Abbiamo invece un mondo in fiamme e paesi europei messi in secondo piano con diseguaglianze crescenti. In Europa e nel Mediterraneo siamo ben lungi dall’Italia che con Craxi imponeva alla Thatcher il via libera all’integrazione monetaria o che in piena guerra fredda schierava due battaglioni di carabinieri contro i “Delta force” e convinceva i paesi arabi – “moderati” e non – a chiudere tutti i porti del Mediterraneo ai sequestratori dell’Achille Lauro costringendoli a trattare la resa. Era l’Italia in cui nel referendum popolare vinceva una legge che non regalava bonus, ma prevedeva sacrifici e sul piano della crescita economica la Gran Bretagna era superata.
Il secondo fattore è la parabola del “giustizialismo”, che oggi, giunto al governo del paese, attacca lo Stato di diritto e l’economia di mercato. A rimettere in discussione le narrazioni di “Mani Pulite” è anche il vedere oggi i sopravvissuti del “pool”, da Di Pietro a Davigo, sostenere gente come Beppe Grillo e il ministro della Giustizia Bonafede. La lettura degli anni 80, degli “anni di Craxi”, secondo i luoghi comuni di quel che è stato definito “dipietrismo storiografico” – l’Italia “Grande malato” che negli anni 80 ruzzola nel fango verso la perdizione – non è più convincente.

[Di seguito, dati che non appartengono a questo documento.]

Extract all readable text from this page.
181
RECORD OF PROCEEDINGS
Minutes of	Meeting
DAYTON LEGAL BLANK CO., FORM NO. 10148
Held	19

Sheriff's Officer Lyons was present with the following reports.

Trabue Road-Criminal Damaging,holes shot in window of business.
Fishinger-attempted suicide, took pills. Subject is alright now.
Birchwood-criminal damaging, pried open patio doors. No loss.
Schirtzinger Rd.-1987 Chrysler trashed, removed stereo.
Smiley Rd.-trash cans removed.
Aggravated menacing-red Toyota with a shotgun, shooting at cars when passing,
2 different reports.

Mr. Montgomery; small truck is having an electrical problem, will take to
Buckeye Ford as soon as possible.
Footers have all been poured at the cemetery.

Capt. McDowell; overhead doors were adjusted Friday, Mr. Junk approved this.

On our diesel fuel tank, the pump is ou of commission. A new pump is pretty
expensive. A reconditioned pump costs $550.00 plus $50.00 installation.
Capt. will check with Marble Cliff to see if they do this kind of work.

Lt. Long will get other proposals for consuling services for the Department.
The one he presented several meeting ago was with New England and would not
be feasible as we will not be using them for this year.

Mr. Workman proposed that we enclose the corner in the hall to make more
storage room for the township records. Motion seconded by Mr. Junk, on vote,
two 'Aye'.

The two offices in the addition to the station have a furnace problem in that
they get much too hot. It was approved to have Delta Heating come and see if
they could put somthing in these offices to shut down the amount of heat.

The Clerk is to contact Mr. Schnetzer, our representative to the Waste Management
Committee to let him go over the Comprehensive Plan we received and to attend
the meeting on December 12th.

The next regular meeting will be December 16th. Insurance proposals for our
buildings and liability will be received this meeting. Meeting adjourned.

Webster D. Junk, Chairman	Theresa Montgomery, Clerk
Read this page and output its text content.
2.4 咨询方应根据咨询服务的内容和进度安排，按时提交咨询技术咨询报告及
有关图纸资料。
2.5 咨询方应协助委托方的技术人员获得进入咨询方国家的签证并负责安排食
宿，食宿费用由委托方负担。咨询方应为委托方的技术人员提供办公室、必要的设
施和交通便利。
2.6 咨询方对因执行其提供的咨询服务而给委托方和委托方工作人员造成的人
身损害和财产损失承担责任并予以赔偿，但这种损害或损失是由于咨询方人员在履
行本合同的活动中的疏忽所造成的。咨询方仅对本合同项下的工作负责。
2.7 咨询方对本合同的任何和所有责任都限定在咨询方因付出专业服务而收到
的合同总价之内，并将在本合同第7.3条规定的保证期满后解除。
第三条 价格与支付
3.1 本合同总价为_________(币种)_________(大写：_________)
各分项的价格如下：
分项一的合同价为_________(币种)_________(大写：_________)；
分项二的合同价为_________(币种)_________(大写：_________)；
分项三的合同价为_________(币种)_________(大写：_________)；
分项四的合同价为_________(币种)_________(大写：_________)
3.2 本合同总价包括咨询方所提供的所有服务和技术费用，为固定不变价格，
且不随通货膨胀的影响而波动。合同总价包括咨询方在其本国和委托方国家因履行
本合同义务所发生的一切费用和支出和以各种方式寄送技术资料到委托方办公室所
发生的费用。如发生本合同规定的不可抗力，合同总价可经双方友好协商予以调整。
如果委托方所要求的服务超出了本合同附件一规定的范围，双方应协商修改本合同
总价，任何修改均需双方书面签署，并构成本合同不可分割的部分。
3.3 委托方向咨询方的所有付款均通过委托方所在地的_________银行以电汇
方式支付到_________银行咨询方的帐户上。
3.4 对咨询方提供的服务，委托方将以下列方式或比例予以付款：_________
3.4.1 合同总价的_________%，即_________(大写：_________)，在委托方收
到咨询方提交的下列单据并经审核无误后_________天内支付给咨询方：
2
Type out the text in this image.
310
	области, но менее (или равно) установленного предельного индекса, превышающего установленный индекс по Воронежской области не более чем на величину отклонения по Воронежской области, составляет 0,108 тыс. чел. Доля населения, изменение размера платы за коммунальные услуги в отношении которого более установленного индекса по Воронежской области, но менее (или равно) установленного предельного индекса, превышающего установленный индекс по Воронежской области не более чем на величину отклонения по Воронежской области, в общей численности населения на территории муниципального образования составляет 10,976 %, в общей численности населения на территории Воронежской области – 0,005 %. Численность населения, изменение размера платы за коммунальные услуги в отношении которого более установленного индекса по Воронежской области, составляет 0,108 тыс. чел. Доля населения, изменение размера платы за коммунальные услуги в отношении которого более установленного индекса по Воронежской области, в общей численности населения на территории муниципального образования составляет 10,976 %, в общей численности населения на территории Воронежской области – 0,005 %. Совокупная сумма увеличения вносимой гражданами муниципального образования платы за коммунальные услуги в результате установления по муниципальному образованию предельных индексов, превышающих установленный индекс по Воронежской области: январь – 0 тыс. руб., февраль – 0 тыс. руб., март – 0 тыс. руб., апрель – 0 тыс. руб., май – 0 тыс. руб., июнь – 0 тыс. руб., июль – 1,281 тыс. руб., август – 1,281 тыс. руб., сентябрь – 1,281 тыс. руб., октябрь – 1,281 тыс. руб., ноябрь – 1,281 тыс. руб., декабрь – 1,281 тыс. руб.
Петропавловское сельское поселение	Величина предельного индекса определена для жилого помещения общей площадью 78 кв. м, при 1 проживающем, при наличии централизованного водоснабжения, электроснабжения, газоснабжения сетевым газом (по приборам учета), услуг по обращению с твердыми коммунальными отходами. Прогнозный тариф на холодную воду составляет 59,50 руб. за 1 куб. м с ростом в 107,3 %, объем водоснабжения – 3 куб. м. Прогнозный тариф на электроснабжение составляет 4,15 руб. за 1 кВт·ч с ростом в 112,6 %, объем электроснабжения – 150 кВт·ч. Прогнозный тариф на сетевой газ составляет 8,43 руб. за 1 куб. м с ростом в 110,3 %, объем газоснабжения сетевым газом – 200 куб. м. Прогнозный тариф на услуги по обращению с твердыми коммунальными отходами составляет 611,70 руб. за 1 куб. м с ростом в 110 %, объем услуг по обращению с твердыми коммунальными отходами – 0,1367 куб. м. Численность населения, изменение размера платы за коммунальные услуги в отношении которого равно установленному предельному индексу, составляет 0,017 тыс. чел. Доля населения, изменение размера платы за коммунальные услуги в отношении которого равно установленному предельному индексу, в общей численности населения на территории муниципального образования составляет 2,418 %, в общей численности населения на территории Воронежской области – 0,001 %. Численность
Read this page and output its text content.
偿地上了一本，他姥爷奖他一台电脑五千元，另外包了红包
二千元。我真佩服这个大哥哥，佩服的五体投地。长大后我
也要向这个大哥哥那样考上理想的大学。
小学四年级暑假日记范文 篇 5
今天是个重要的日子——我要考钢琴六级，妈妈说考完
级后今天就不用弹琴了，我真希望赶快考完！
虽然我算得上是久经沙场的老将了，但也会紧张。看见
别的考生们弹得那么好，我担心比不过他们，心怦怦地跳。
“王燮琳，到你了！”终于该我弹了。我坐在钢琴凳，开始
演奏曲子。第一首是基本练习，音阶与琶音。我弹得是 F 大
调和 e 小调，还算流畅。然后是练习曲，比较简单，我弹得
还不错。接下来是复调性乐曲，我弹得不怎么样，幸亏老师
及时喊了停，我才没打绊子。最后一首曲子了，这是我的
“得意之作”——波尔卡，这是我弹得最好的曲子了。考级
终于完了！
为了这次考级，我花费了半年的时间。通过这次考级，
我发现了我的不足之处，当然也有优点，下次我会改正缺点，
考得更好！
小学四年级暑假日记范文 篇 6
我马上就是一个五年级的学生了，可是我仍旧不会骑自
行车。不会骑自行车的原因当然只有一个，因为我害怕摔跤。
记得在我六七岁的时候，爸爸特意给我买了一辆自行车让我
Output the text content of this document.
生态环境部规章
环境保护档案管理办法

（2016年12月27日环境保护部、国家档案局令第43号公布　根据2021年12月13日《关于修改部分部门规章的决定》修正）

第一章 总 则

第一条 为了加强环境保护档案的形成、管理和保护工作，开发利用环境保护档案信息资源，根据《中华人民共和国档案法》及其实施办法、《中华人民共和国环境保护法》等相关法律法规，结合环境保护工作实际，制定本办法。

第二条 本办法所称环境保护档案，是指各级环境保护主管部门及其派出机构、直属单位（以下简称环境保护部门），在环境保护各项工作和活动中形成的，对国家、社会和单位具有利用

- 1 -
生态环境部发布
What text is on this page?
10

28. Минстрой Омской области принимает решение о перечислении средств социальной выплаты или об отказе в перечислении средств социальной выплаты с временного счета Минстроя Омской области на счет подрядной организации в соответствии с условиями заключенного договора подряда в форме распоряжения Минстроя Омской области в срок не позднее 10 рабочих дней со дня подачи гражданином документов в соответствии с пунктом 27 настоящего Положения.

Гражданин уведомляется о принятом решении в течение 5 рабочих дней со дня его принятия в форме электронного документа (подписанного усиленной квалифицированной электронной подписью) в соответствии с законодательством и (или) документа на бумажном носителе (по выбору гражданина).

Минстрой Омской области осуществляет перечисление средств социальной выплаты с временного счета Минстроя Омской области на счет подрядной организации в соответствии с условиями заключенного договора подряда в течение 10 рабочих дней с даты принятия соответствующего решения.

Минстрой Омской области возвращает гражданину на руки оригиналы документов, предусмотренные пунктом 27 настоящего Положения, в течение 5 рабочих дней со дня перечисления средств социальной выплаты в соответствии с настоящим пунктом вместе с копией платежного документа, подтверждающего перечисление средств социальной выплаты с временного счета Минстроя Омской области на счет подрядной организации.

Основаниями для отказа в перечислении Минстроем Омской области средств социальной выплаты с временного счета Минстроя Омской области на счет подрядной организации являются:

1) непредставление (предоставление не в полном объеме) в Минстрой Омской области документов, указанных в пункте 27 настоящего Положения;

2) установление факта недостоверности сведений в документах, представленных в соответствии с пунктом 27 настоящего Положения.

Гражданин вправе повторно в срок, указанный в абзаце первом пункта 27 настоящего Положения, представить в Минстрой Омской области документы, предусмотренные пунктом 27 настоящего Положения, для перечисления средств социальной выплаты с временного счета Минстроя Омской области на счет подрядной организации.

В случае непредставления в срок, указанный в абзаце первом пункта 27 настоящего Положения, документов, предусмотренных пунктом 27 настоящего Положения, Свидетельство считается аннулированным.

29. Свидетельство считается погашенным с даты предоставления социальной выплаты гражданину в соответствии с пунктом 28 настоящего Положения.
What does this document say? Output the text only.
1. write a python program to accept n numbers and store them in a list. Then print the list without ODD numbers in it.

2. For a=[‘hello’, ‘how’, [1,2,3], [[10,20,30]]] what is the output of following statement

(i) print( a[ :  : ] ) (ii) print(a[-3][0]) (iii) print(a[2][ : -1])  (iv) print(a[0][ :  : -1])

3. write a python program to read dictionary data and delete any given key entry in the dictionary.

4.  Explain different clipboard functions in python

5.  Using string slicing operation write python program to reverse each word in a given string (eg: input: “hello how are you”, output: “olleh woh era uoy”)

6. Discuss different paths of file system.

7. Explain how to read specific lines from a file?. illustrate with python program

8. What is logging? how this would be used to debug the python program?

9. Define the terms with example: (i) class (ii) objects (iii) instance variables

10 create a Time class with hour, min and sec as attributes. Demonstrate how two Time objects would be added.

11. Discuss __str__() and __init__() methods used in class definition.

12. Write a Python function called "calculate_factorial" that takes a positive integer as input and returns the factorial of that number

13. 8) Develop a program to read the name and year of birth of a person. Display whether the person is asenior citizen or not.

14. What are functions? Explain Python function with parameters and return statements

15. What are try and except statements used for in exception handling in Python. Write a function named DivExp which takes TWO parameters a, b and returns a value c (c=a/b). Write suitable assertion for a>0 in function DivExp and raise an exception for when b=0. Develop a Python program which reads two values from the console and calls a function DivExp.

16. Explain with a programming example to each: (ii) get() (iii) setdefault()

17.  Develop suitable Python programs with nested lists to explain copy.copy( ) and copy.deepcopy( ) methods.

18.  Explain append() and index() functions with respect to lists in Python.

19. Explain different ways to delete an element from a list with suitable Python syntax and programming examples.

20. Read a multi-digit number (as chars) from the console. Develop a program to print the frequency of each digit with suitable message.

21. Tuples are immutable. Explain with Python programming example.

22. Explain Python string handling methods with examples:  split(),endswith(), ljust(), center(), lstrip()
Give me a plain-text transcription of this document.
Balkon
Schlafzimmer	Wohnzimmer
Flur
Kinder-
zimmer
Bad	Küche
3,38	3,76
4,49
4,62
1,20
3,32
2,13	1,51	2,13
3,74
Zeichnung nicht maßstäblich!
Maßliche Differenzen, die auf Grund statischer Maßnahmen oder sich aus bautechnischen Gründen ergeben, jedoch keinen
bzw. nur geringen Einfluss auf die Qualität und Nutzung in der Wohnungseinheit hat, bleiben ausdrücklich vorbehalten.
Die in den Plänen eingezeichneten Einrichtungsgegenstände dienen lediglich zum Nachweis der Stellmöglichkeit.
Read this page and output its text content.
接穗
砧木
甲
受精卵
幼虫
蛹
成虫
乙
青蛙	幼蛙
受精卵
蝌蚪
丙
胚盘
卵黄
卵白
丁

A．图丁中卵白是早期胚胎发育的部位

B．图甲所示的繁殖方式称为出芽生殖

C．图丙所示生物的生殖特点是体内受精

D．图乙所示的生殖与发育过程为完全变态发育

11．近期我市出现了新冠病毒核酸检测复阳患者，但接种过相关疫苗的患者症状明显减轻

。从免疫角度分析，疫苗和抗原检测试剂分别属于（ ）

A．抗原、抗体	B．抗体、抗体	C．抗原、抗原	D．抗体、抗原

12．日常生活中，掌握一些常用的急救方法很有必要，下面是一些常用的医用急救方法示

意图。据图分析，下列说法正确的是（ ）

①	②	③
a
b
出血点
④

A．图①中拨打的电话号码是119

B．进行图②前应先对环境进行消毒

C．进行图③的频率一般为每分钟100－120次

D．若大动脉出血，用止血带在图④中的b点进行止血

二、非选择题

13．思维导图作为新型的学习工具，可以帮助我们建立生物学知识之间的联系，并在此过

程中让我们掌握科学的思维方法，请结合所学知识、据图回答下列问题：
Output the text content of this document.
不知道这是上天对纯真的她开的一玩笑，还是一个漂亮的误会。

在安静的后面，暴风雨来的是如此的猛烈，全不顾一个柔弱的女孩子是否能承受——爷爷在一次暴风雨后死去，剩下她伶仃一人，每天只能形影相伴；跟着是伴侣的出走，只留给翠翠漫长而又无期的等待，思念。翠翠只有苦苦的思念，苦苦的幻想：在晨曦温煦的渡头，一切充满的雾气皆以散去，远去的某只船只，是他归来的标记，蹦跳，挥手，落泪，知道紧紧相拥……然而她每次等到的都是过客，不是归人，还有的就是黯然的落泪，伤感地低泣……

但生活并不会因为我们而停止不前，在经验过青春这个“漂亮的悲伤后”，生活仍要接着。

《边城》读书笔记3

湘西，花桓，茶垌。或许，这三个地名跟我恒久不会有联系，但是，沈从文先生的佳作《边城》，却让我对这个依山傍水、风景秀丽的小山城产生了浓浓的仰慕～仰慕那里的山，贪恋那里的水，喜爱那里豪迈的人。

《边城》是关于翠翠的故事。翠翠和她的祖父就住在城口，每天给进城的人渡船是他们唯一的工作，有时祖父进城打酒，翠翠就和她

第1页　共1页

C’è desiderio di rilettura e di capire meglio che cosa sia veramente successo. La versione di Mani Pulite appare ormai “datata”: i magistrati non sembrano più infallibili, né i comunisti immacolati. Achille Occhetto prendeva finanziamenti da aziende di petrolieri quando era segretario regionale in Sicilia ed Enrico Berlinguer aveva un fondo nero che era raddoppiato durante i governi di solidarietà nazionale giungendo a 8 miliardi e mezzo.
I finanziamenti illegali e segreti erano pratica consolidata. Archivi, documenti e studi mostrano come “Repubblica dei partiti”, Guerra fredda, fondi neri siano stati un tutt’uno. Come disse nel gennaio 1970, quando si cominciava a ipotizzare il finanziamento pubblico dei partiti, il segretario amministrativo del Pci, Armando Cossutta: “Circa i cosiddetti finanziamenti occulti, al di là di ogni moralismo, io sono dell’opinione che, in toto, essi siano ineliminabili”.
I soldi non servivano solo al mantenimento del proprio partito. I comunisti finanziavano le sinistre del Psi e Craxi finanziava partiti e giornali alla sinistra del Pci. Il Pci finanziava le “marce della pace” per evitare il riarmo Nato contro i missili Urss e Craxi è stato il leader più impegnato negli aiuti esteri illegali dal Cile alla Palestina, dagli antifascisti portoghesi ai polacchi di Solidarnosc come hanno testimoniato personalmente da Mario Soares a Lech Walesa.
Certamente il regime di fondi neri, data l’elasticità e opacità dei controlli, si presta anche agli abusi personali. Si pensi ai fondi neri senza rendicontazione dei servizi segreti che tanta suscettibilità provocarono negli inquilini del Quirinale nel 1990-1993.
Ma il “giustizialismo” ha teso a demonizzare e santificare in modo non veritiero. Dietro l’obiettivo di smascherare, ha coperto e salvato con omissioni e falsificazioni.
In Craxi vi sono certo stati errori come quello, dopo il 1987, di tendere a rimandare soluzioni in attesa del suo ritorno a Palazzo Chigi previsto dopo le elezioni del 1992. Ma è sbagliato attribuirgli l’etichetta di “conservatore” per non aver sostenuto il referendum elettorale del 1991. Il movimento di Segni era infatti una risposta di destra nello scenario post ’89. Si richiamava esplicitamente alle tesi della destra francese e sventolava come proprio obiettivo l’avvento di una nuova formazione politica per una “rivoluzione liberale”.
La scelta del Pci di appoggiarlo per un’ammucchiata anti-Craxi ha accreditato e introitato tematiche e personalità – da Segni a Di Pietro – di destra aprendo la strada, per la prima volta nell’Italia repubblicana, a una destra vincente.